In this study, there were two maternal risk factors associated with antibiotic de-escalation practice. They are nil history of maternal pyrexia and absence of meconium-stained amniotic fluid. Maternal pyrexia is a risk factor listed in most guidelines and is a criterion to start empiric antibiotic therapy [16, 43]. Nonetheless, previous studies reported that only about 6.4% of evaluated neonates were infected when the maternal recorded temperature was 38.9 °C, with reduced risk as temperature drops [16, 43, 44]. Meconium-stained amniotic fluid was not considered as a criterion to start empiric antibiotics, as meconium aspiration syndrome presented in only 5% of meconium-stained amniotic fluid cases [45, 46]. Therefore, if neonates are clinically well without risks of maternal pyrexia and meconium-stained amniotic fluid, empiric antibiotics de-escalation can safely be implemented.

A normal baseline level of CRP was identified as a predictor for antibiotics de-escalation in our study. It is a widely used biomarker with a high specificity. However, it has a low sensitivity for indicating neonatal sepsis, as its levels rise in non-infectious events as well [47, 48]. CRP concentration may appear normal in the early stage of infection, and it has limited predictive value in the single figures, due to physiological variations in the first few days of life [7]. Serial CRP in the first 24–48 h of symptoms increases test sensitivity and can be helpful in determining the duration of empiric antibiotic use [7, 16, 49, 50]. However, in this study, serial CRP to guide treatment decisions was not a routine practice.

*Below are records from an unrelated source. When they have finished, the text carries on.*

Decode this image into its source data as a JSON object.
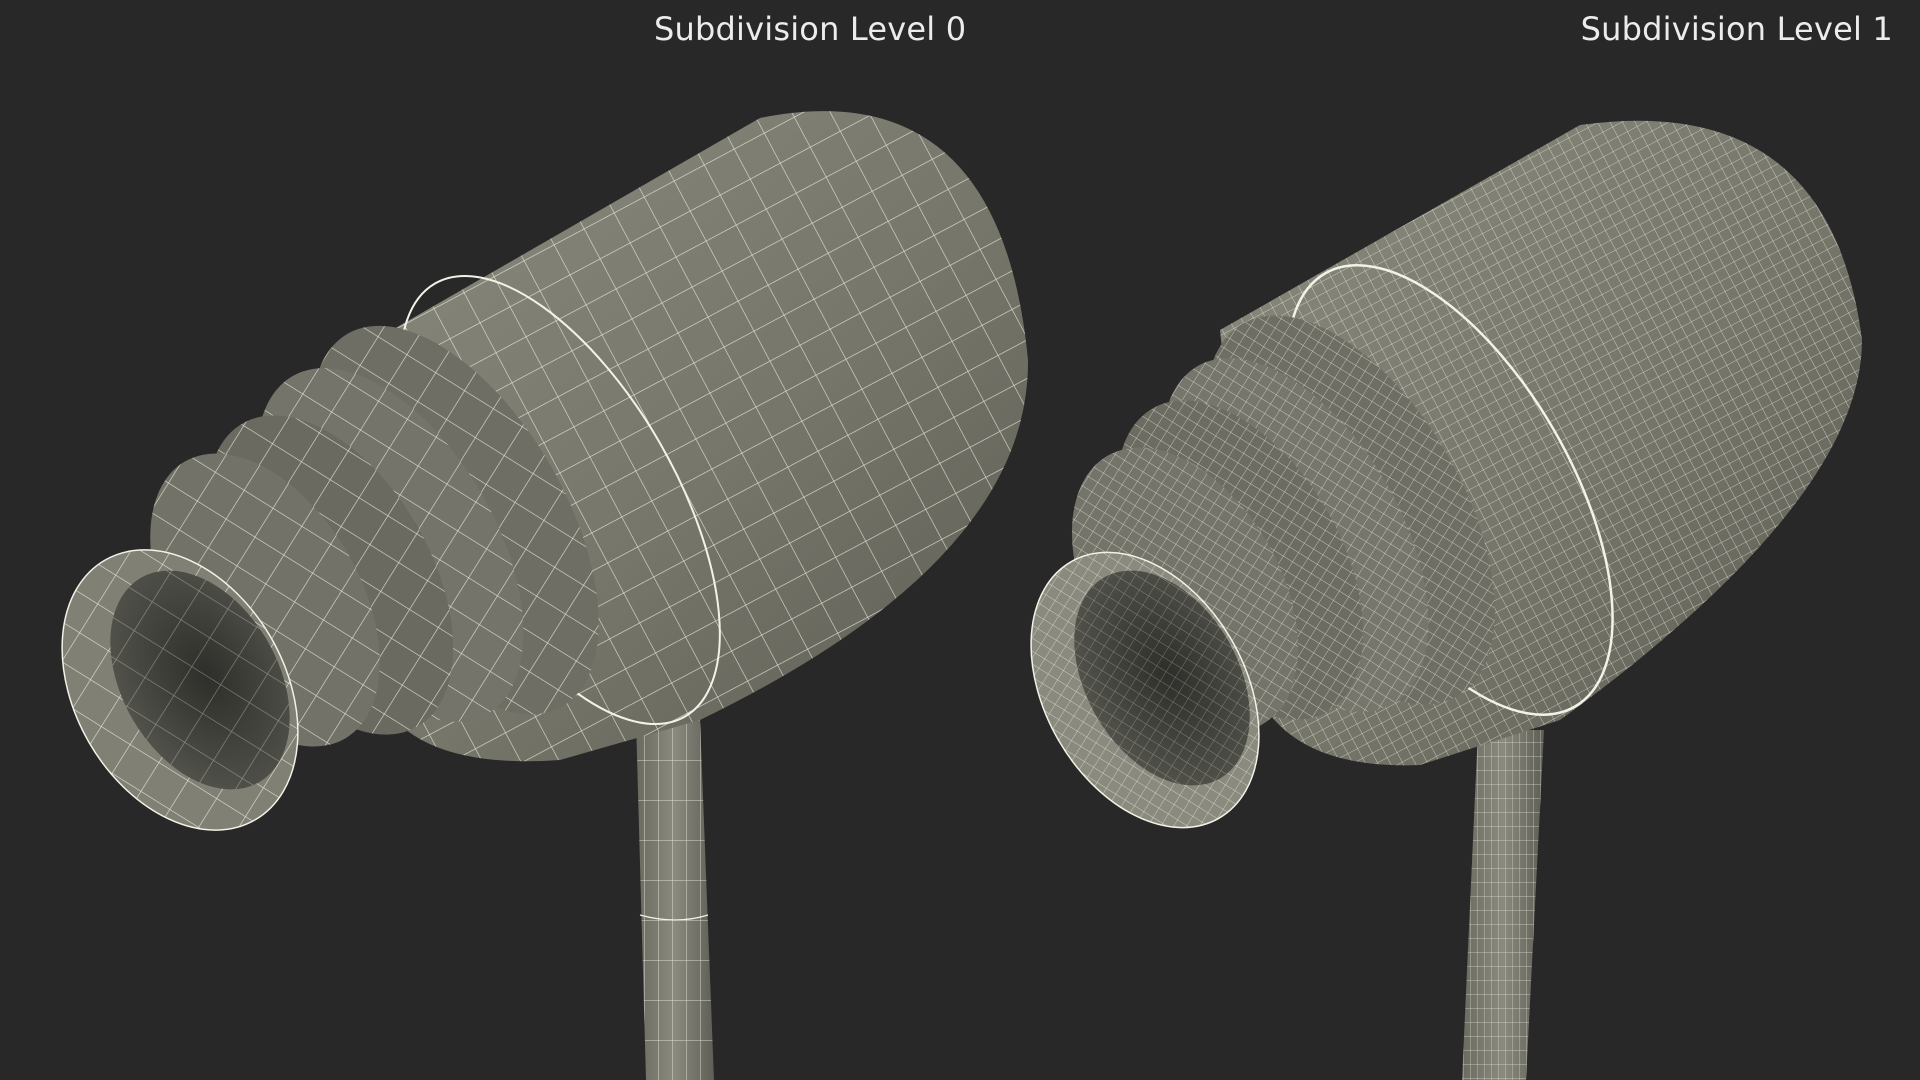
{
  "panels": {
    "left": {
      "label": "Subdivision Level 0"
    },
    "right": {
      "label": "Subdivision Level 1"
    }
  },
  "colors": {
    "background": "#282828",
    "surface": "#7c7c70",
    "surface_shadow": "#5a5a52",
    "surface_highlight": "#9a9a8c",
    "wire": "#f2f2e6",
    "inner": "#3e3e38"
  }
}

This study had some limitations because de-escalation or non-de-escalation practices were based on clinician preference and involved only two public hospitals. Therefore, results cannot be generalized. Besides, this study did not use the Kaiser risk assessment calculator to determine whether an antibiotic should be started for EOS [51]. Instead, the criteria used was based on our local reference Pediatric Protocols (4th edition) as this was the reference commonly used by the physicians at our study sites. Hence, there could be a possibility that an antibiotic was started even though the EOS risk was low according to the Kaiser risk assessment. It is not surprising that most of the identified factors in this study are factors currently included in the Kaiser risk assessment. Despite the limitations, to our knowledge, this is the first local study investigating factors associated with empiric antibiotic de-escalation among neonates with suspected EOS.

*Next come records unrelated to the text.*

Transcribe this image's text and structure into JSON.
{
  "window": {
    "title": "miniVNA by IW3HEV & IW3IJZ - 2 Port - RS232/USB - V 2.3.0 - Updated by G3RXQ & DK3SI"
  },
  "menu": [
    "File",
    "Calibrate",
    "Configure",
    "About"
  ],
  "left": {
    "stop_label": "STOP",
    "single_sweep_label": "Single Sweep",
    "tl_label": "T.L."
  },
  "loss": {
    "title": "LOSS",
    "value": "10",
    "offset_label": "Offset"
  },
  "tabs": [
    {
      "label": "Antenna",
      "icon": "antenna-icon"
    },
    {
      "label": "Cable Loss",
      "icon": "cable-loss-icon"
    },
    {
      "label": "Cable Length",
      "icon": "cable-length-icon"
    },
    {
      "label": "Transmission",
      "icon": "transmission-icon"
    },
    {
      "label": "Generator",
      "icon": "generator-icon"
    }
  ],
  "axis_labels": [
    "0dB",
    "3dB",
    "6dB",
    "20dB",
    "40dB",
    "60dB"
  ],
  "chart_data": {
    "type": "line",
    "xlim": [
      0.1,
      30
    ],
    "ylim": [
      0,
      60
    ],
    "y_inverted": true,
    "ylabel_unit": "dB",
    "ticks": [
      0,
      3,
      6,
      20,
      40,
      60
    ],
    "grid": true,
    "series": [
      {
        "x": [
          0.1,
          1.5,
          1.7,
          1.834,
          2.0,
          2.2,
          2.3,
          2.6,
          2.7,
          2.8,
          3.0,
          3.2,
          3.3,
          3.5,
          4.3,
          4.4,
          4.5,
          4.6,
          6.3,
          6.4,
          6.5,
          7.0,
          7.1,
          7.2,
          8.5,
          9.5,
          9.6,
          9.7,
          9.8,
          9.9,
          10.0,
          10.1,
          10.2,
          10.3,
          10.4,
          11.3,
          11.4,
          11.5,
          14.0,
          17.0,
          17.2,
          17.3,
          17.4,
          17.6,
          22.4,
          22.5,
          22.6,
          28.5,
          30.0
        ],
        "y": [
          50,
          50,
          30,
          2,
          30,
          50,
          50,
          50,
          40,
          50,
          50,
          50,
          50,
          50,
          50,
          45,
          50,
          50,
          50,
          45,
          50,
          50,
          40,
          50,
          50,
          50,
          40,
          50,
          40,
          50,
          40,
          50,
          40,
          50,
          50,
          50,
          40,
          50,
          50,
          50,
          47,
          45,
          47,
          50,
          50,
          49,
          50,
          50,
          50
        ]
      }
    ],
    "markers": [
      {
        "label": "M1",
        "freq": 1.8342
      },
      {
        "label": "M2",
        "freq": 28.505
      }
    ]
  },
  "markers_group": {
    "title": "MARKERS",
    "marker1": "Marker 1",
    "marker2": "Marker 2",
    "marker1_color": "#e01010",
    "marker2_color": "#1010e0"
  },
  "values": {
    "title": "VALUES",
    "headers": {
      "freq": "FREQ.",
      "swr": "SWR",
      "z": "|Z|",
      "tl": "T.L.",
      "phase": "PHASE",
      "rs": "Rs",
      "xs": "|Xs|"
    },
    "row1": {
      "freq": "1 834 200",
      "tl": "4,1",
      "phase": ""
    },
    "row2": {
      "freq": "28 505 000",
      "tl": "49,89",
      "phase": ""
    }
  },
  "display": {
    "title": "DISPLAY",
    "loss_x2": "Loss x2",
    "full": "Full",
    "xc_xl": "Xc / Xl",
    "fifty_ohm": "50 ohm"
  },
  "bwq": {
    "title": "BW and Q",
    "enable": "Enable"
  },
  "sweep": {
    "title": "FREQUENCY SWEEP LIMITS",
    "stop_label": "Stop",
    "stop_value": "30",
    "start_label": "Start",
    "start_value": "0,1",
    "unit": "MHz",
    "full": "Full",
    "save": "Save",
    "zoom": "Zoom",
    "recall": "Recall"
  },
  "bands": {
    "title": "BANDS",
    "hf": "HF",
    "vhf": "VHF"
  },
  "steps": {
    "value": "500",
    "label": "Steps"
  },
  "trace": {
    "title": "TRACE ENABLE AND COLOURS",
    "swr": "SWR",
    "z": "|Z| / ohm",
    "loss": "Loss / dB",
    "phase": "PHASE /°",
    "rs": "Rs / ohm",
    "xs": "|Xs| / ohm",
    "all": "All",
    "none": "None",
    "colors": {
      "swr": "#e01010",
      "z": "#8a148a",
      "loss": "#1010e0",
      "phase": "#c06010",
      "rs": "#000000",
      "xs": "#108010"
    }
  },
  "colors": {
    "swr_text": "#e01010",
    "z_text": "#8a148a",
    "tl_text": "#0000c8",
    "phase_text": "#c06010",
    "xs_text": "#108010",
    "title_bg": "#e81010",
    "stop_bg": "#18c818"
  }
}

In conclusion, this study demonstrated that among late preterm and term neonates suspected with EOS, strategic empiric antibiotic de-escalation was possible in most cases, without any negative impact on clinical outcomes.

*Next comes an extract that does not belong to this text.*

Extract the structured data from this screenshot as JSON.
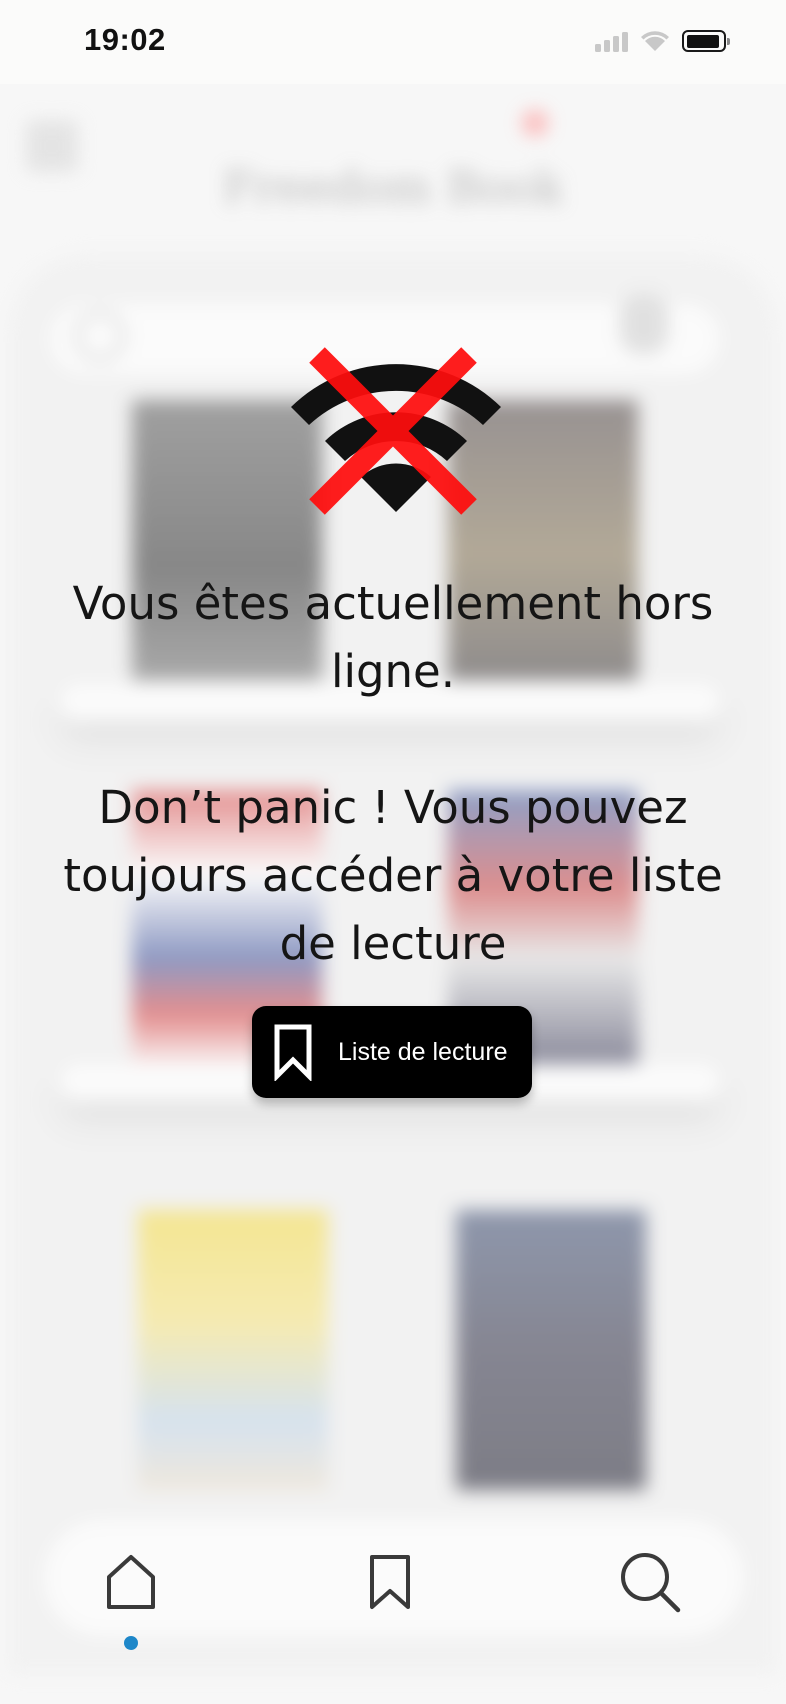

Empiric antibiotic de-escalation should be encouraged, especially in cases with low suspicion of early onset sepsis (EOS).

Empiric antibiotic de-escalation can be routinely implemented for EOS because of its comparable treatment outcomes to those in neonates without antibiotic de-escalation.

To prevent unnecessary and prolonged antibiotic use, factors associated with antibiotic de-escalation may be used to determine whether antibiotic use should be de-escalated.